Table 5 Evaluated OMD, ME, NE_l and SCFA by in vitro gas production results

OMD: organic matter digestibility (%); ME: metabolizable energy (MJ kg^-1 DM); NE_l: net energy of lactation (MJ kg^-1 DM) and SCFA: short chain fatty acid (mmol 200 mg^-1 DM).

The means within the same column with at least one common letter, do not have significant difference (P>0.05).

SEM: standard error of the means.

Due to the low ADF content in the compost, the DM degradability of the compost was expected to be higher than that obtained, but due to the high amount of crude ash in (Table 1), the DM degradability of the compost was lower than the other experiment feeds. The outflow rates of 0.02, 0.05, and 0.08 per hour reduced effective DM degradability with increasing exit rates. Even so, mushroom stem had the highest effective degradability at all passage speeds indicating that mushroom stem can also be used in high-yield livestock diets with high levels of DM intake.
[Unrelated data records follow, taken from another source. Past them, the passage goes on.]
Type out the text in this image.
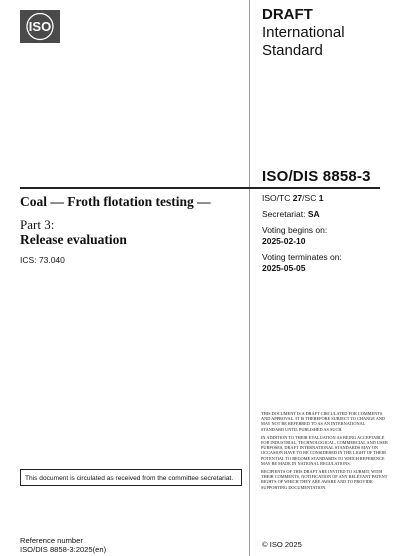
ISO
DRAFT
International
Standard
ISO/DIS 8858-3
Coal — Froth flotation testing —
Part 3:
Release evaluation
ICS: 73.040
ISO/TC 27/SC 1
Secretariat: SA
Voting begins on:
2025-02-10
Voting terminates on:
2025-05-05

THIS DOCUMENT IS A DRAFT CIRCULATED FOR COMMENTS AND APPROVAL. IT IS THEREFORE SUBJECT TO CHANGE AND MAY NOT BE REFERRED TO AS AN INTERNATIONAL STANDARD UNTIL PUBLISHED AS SUCH.

IN ADDITION TO THEIR EVALUATION AS BEING ACCEPTABLE FOR INDUSTRIAL, TECHNOLOGICAL, COMMERCIAL AND USER PURPOSES, DRAFT INTERNATIONAL STANDARDS MAY ON OCCASION HAVE TO BE CONSIDERED IN THE LIGHT OF THEIR POTENTIAL TO BECOME STANDARDS TO WHICH REFERENCE MAY BE MADE IN NATIONAL REGULATIONS.

RECIPIENTS OF THIS DRAFT ARE INVITED TO SUBMIT, WITH THEIR COMMENTS, NOTIFICATION OF ANY RELEVANT PATENT RIGHTS OF WHICH THEY ARE AWARE AND TO PROVIDE SUPPORTING DOCUMENTATION.

This document is circulated as received from the committee secretariat.
Reference number
ISO/DIS 8858-3:2025(en)
© ISO 2025
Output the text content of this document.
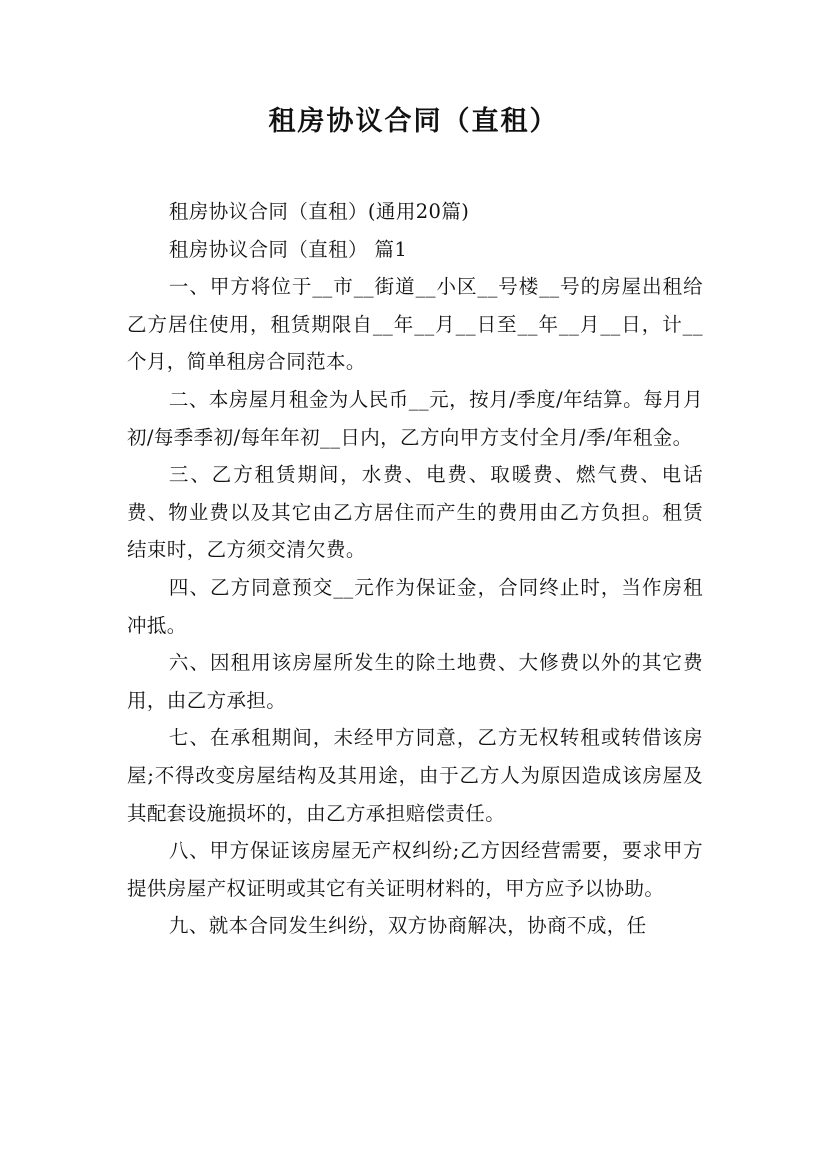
租房协议合同（直租）

租房协议合同（直租）(通用20篇)

租房协议合同（直租） 篇1

一、甲方将位于__市__街道__小区__号楼__号的房屋出租给乙方居住使用，租赁期限自__年__月__日至__年__月__日，计__个月，简单租房合同范本。

二、本房屋月租金为人民币__元，按月/季度/年结算。每月月初/每季季初/每年年初__日内，乙方向甲方支付全月/季/年租金。

三、乙方租赁期间，水费、电费、取暖费、燃气费、电话费、物业费以及其它由乙方居住而产生的费用由乙方负担。租赁结束时，乙方须交清欠费。

四、乙方同意预交__元作为保证金，合同终止时，当作房租冲抵。

六、因租用该房屋所发生的除土地费、大修费以外的其它费用，由乙方承担。

七、在承租期间，未经甲方同意，乙方无权转租或转借该房屋;不得改变房屋结构及其用途，由于乙方人为原因造成该房屋及其配套设施损坏的，由乙方承担赔偿责任。

八、甲方保证该房屋无产权纠纷;乙方因经营需要，要求甲方提供房屋产权证明或其它有关证明材料的，甲方应予以协助。

九、就本合同发生纠纷，双方协商解决，协商不成，任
Estimated metabolizable energy, net energy of lactation, digestible organic matter, and short-chain fatty acids

Estimated parameters of gas production for instance ME, NE_l, OMD, and SCFAs are shown in Table 5. The compost contained the highest OMD (based on DM %) with no statistical differences despite the numerical differences in this parameter between the compost and mushroom stem. Alfalfa showed the least amount of OMD compared to the other experiment feeds. The calculated ME (MJ/kg DM) was significantly different among the three feeds, with values of 8.01, 7.15, and 4.70 for the mushroom stem, alfalfa, and compost, respectively. ME values of 9.7 and 7.7 MJ/kg DM were found for alfalfa and mushroom stem, respectively (Yousefi, 2016) and 8.00 MJ/kg DM for mushroom residue (Marino et al. 2010). Since some values such as gas production at 24 h plus CP and fat were used in ME prediction formula, a change in each of these elements can be expected differences result in calculated ME. NE_l calculated for the stem, alfalfa, and compost contained 4.82, 4.02, and 2.29 MJ/kg DM, respectively. A value of 15.5 MJ obtained for full flowering alfalfa with 15 percent protein in dairy NRC (2001) is higher than that of this research. According to the NRC (2001) report on dairy cows, NDF is on average less digestible compared to non-fibrous carbohydrates; therefore, NDF concentration in feeds or diets is negatively correlated with the energy concentration. The NDF chemical composition (cellulose, hemicellulose, and lignin ratios) affects NDF digestibility. Thus, feeds and diets with similar NDF concentrations do not necessarily have the same NE_l concentrations, and some feeds or diets with high NDF may contain higher NE_l than those with lower NDF concentrations. The calculated SCFAs (mmol/200 mg DM) were significantly different between the three treatments of mushroom stem (0.78), alfalfa (0.68), and compost (0.28).

CONCLUSION

Evaluation of nutritional compositions of white mushroom stem, ME and NE_l values, DOM levels, and DM and CP digestibility, demonstrates that this byproduct has higher nutritional value than late flowering alfalfa. Hence, it can be used in ruminant diet at a lower price than alfalfa due to its availability in different parts of the country.

ACKNOWLEDGEMENT

The authors gratefully acknowledge the financial support for this work that was provided by University of Tabriz.